Something of the same kind keeps many in the world from a believing unto salvation who are already persuaded of the truth of the faith, but are fearful to relinquish the familiar in order to cross over into the uncertainties (and requirements) of that other realm. Little wonder, then, that it is often desperation, tragedy, or fear of hell (as it was for my own Jewish mother) that precipitates the breakthrough. It ought to be the preached word in the power of the Spirit “that summons us out of ourselves.”* By such a word as that, “not only the sinner but the righteous man is brought to judgment and must cry for mercy.” True preaching, rare as it is, ought always to precipitate such a crisis-a threat which is at the same time a promise! Such preaching is nothing less than a revealing of the true reality of God. It is God seeking to break through so as to beckon us to inhabit His world, “which if God is valid in this fashion, then our world is not.”
How often do we, as God’s people, ‘filter out’ an aspect of a message that threatens the safety of our status quo while, at the same time, we nod our heads and ‘amen’ the speaker as if in total agreement with his preached word! Let us not fall into the category of moral cowards who forfeit the truth, which can only be received as the whole truth.

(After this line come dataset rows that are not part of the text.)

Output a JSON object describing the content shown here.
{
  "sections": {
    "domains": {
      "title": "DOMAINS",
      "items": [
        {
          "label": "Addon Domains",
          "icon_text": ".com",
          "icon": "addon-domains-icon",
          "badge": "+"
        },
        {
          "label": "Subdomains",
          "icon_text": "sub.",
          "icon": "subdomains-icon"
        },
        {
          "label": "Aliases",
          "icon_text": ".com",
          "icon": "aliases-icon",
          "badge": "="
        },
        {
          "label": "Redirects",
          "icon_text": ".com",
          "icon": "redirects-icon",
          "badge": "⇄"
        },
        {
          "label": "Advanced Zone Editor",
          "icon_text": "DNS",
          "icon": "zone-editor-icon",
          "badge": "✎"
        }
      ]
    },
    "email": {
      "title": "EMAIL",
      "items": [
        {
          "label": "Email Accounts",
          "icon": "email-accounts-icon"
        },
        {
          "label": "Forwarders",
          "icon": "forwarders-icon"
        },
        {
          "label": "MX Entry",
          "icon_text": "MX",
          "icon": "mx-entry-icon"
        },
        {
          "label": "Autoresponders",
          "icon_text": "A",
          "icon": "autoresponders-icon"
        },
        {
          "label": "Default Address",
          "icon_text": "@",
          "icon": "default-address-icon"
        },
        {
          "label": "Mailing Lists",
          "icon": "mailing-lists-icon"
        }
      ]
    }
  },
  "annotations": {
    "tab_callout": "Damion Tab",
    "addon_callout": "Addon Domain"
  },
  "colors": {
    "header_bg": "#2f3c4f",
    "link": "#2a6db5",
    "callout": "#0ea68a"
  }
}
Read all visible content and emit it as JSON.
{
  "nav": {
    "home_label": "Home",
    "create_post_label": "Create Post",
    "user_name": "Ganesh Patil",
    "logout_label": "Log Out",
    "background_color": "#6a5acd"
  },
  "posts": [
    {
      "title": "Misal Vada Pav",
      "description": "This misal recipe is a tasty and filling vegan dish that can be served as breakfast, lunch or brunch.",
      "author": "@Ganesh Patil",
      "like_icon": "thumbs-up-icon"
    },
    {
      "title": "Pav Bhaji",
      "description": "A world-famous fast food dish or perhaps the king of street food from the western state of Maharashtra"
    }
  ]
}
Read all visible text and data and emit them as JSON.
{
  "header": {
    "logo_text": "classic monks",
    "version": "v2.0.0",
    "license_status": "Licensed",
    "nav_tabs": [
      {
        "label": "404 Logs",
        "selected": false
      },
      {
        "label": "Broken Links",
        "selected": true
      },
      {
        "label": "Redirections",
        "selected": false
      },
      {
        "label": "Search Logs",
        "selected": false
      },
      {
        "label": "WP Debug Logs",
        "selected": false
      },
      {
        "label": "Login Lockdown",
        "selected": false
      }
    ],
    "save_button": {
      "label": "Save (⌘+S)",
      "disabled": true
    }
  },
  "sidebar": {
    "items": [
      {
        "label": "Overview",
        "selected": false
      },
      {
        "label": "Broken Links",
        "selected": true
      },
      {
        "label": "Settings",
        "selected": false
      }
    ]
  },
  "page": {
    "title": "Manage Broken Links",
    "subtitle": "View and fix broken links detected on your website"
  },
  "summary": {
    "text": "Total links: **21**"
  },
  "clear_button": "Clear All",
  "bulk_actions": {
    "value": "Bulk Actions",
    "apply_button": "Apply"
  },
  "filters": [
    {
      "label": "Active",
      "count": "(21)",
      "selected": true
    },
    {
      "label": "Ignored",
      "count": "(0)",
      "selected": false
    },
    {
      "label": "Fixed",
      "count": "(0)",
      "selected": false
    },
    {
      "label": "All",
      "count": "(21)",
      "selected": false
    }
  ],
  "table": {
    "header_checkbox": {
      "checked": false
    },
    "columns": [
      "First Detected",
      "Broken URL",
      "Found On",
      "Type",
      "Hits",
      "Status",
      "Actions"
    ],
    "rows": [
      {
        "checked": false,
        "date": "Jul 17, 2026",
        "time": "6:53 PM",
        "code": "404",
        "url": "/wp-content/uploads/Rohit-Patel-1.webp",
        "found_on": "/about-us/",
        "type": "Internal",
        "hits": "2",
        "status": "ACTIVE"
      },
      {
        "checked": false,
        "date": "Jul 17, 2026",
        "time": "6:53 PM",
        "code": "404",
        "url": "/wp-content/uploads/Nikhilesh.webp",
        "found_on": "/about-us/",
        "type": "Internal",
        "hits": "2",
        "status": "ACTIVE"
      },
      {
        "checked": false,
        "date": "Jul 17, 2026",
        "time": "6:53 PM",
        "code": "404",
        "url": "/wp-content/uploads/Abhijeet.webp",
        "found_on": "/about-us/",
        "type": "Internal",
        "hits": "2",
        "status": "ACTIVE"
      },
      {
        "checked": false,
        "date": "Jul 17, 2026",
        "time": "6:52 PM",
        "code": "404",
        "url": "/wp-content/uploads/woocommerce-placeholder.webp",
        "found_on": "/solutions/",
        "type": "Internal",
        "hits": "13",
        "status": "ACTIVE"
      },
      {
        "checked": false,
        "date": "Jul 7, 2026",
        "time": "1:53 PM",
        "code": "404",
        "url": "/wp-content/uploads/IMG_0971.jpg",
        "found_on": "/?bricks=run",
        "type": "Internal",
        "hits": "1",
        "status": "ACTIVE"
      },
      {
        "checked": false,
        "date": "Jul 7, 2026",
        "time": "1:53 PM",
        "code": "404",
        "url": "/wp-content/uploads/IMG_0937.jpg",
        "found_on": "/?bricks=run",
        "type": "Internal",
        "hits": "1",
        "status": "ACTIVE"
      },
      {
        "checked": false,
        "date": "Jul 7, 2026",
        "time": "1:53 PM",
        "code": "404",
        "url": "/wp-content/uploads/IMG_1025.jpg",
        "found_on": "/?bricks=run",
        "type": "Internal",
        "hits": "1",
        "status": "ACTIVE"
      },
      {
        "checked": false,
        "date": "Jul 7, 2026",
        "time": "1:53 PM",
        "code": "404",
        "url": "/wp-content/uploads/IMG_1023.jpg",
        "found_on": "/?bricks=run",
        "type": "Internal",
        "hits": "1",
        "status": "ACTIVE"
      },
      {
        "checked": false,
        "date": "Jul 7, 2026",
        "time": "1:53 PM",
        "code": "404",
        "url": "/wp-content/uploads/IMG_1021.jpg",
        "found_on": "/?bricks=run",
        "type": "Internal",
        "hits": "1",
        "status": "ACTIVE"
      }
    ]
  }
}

The end result brings a hardening to the very area which God, by His Spirit, would have brought a breaking or a release. So our lives continue as fractured, carnal, shallow and unhappy. Our obese bodies (or its corollary) give testimony of consistent over-indulgence for which we are no longer even embarrassed, nor see it as a contradiction to discipleship! Others of us, equally undisciplined and indulgent in our lifestyles, are saved from its physical evidence by an unusual metabolism, but are equally lacking in self-control. A radical redemption is needed, a “disquietude…that inevitably arises from the word alongside of which that which we call dying [to self] is only a semblance, just play, not understanding at all the seriousness of dying.”
Little wonder then, that many ‘sincere’ Christians balk at having to consider another fearful, apocalyptic suffering ahead for Israel as the prelude to the fulfillment of her millennial destiny. Perhaps part of the reason can be found in the same as being loathe to consider a like necessity for themselves! So much then of our world-view is predicated upon our ‘comfort-zone’ rather than the uncompromising truth of God’s prophetic word. Our ‘theology’ is, in the last analysis, proximate to our distance from the Cross, for which, more than we know, many have never really made their peace!
“But who has already walked this way? Who does not need to walk this way again and again? Who can be said to have already passed the Cross and to be standing on the other side in the resurrection? Who does not take offence here? Who does not shake his head? Who dares leave it all to God…at the extremity, where you are and have nothing any more? There, God will glorify himself through you. There, resurrection and life are waiting.”
May the Lord add His blessing to this word.
*From the Translator’s preface to the sermons of Karl Barth in the book Come Holy Spirit, Wm.Eerdmans & Co., Grand Rapids, MI 1978. I am indebted to the book for the inspiration of this article from which also all other quotations here have been derived.